An alleged Hezbollah arms dealer was arrested in Philadelphia on Saturday, and U.S. Attorney Michael L. Levy said, "We are dealing with two different groups trying to buy M4s."

Three of the four men charged yesterday are still in Lebanon. A fourth man, identified as Moussa Ali Hamdan of Brooklyn, N.Y., is also overseas, according to prosecutors. Apprehending them is likely to be problematic.

Both the earlier allegation - that the Hezbollah arms supplier attempted to buy Stinger antiaircraft missiles and other weapons - and yesterday's charges grew out of the same investigative effort by the FBI and Immigration and Customs Enforcement, said a senior ICE official in Washington.

The new case involves an informant who the indictment indicates has resided in Philadelphia.

The senior ICE official said the investigations were significant because "this one is the first in a while in which we've seen direct [attempted] arms sales."

"These were two networks of individuals connected to Hezbollah, all connected through a cottage industry," he said, referring to charges that both groups bought and sold stolen and counterfeit merchandise. ICE, the Department of Homeland Security's primary law enforcement agency, plays a major role in the effort to curb the illegal export of military goods.

An additional six men also indicted in the latest case allegedly participated in the purchase and transportation of stolen cell phones, laptops, computer games, and automobiles. They are from Brooklyn; Staten Island, N.Y.; Michigan, and Plainsboro, N.J., and do not face charges that they acted to support Hezbollah.

Five of those men are in custody in Philadelphia.

On the charges of supporting Hezbollah, the indictment says Dib Hani Harb of Beirut e-mailed the "cooperating witness" and asked for photographs of firearms available. On June 20, the informant met with a Hezbollah official and discussed selling weapons.

Three days later, Harb and a second Lebanese national, Hassan Hodroj, allegedly said they would buy 1,200 M4s for $1,800 per weapon. The indictment does not allege that any weapons changed hands.

The informant also discussed the sale of counterfeit U.S. currency, and in April met in Florida with Harb, who allegedly told him Hezbollah worked "18 to 20 hours a day counterfeiting many currencies."

In September, about $9,200 in fake currency allegedly was mailed to the informant in Philadelphia.

Harb and a third Lebanese, Hasan Antar Karaki, also allegedly supplied the informant with two fake passports, one for the United Kingdom, the other for Canada. The allegations are that the men raised money for Hezbollah by producing and selling fake passports.

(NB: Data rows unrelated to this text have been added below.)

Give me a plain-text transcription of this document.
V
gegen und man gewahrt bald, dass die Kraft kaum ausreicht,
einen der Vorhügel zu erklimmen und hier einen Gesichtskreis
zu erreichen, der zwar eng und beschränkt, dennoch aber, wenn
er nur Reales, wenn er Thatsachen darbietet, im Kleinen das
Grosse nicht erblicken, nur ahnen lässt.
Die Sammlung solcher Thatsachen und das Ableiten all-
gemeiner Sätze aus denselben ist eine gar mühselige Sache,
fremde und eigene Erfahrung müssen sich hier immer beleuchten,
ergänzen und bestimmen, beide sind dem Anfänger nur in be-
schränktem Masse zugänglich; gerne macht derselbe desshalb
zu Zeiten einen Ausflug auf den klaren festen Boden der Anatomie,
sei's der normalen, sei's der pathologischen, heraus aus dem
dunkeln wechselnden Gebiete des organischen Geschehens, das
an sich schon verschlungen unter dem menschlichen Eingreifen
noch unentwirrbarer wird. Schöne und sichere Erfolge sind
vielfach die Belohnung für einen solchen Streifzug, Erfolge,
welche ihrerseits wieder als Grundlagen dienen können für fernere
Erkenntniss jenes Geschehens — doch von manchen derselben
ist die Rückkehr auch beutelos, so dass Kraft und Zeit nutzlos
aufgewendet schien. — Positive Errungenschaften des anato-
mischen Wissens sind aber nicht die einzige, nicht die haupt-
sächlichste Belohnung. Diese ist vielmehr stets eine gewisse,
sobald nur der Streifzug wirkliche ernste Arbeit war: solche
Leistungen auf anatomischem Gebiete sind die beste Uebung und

Sen. Bob Casey (D., Pa.), a member of the Foreign Relations Committee, said the latest charges "seem to confirm a new avenue of support from, of all places, inside the United States. This is a significant and troubling development."

The timeline in the indictment indicates the informant first got involved with the Lebanese by supplying them with supposedly stolen goods.

The merchandise, including hundreds of cell phones and at least one vehicle, was purchased in Pennsylvania or New Jersey and then shipped to New York, Benin, Lebanon, and Venezuela, according to the indictment. It was provided by the informant and is described as "purportedly" stolen.